You regularly hear that Van Der Vaart was offered to Manchester United. Well, they didn’t sign him. Spurs did. Manchester United probably wishes they had. Van Der Vaart became an instant favourite with the Spurs fans by scoring goals immediately after joining. Playing as a sort of second striker he has linked up superbly with Peter Crouch. As mentioned previously: Spurs, despite competing for a Champions’ League place do not have a striker amongst the league’s top scorers. How important might Van Der Vaart’s impact be at the end of the season?

Next week: Forwards.



  1. This is not as clear cut most people think as in so many of the above have been some poor periods this season. I suppose reflecting on how unpredictable this season has unfolded. Bale and Nasri came first and second in PFA awards, but both have only really been world class for 2 months periods at different points in the season and since tailed off. Only really Wilshere, Parker and possibly Nani have shown a decent level of consistency…

  2. Bale only has one assist all season, bbc blog posters make good points about media overhyping his impact and performaces. For me adam, and parker have been the only truly outstanding midfielders this season. Each making the biggest differences to their respective teams’ performances. Wilshere and nasri deserve a mention though but not sure either has stood out all season.

  3. I agree Graves, it’s been a strange season where players have had spells of being excellent and then tailed off. Nasri, Nani, Modric, Malouda and Van Der Vaart all fall into that category. I suppose you have to weigh up their impact and contribution during their peaks and decide whether that puts them ahead of the others.

    Simon, i agree that Bale’s impact has been massively over-hyped. However, assists as a statistic can be misleading. Spurs do not have a striker near the top of the goalscorers charts. Bale could be creating buckets full of chances, but because his team mates do not take them his statistics do not look as impressive as other players’. That said, i think his highlights have swayed people into thinking he has performed better than he has.
    As i’ve alluded to in the piece itself, i think Parker has been collosal. Adam too has been consistently outstanding. However, if both their teams get relegated, does that diminish their achivements?

    Much food for thought i think you’ll agree. Thanks for the comments and views all. Greatly appreciated.

  4. I would be tempted to add Clint Dempsey to the midfielders short-list.

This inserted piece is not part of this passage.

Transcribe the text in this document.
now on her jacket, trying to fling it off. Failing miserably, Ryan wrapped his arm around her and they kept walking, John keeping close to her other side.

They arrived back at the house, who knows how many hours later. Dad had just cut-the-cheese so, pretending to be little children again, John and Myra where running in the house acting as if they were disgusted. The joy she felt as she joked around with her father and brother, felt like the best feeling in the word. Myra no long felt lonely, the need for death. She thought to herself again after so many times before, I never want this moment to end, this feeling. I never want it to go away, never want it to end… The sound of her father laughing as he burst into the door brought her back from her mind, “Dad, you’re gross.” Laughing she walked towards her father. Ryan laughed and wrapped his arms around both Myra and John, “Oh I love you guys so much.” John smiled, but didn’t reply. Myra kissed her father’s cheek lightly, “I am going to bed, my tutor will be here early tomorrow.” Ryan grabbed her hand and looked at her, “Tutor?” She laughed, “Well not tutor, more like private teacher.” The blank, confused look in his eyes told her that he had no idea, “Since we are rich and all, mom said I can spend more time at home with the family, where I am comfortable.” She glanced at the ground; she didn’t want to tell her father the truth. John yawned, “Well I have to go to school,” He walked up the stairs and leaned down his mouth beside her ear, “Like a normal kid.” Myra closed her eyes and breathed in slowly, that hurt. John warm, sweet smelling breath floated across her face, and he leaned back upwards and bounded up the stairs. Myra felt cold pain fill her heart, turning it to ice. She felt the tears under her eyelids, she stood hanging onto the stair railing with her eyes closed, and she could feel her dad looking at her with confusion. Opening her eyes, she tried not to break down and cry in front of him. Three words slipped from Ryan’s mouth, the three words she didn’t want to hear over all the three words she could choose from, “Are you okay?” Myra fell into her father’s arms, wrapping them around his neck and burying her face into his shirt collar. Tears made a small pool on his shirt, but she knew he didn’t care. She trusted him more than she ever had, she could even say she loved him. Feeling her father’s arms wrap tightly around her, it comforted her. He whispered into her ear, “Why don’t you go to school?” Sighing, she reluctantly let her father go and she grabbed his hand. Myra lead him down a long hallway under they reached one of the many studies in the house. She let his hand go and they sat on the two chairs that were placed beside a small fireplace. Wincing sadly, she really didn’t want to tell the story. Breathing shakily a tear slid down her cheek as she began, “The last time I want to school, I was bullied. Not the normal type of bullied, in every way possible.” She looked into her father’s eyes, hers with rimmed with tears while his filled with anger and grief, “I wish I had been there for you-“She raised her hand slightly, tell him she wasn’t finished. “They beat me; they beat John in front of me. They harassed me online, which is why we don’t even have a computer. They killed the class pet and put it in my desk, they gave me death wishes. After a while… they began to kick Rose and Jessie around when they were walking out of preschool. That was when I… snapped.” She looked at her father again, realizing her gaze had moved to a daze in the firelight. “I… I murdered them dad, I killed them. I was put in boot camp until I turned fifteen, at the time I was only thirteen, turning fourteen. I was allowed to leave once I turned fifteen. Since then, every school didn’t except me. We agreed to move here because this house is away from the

Into double-figures for the season, in a Fulham side that has had to deal with numerous injuries throughout the campaign. And at a decent level of consistency.

    Would definitely agree that Nani, Adam and Parker have stood out consistently (Wilshere too in fairness), although Modric and Nasri were sublime in the first half of the season. Bale has only really performed on the Euro stage sadly.

    Interesting thoughts though, thanks for sharing!

  5. Clint Dempsey is a decent shout actually. He has been, at least, a consistent performer. Statistically speaking there is little to sugest he should have been left off the list. The reason i decided to overlook him is in spite of the statistics, every time i have watched him this season, which admittedly isn’t as much as some of the others, he has been quiet. I’m not by any means saying he is like that every week, however as unfair as it might sound, the statistics on him don’t match up to the performances i have personally seen. As with all pieces of this nature, i am sure there are infinite combinations of players and numerous individuals that people feel i should have included. I am glad of the alternate opinions. That’s kind of the point!

  6. Interesting and thorough… only missing players I thought were Stuart Holden and Chiek Tiote.

    Modric, for me, he’s been outstanding.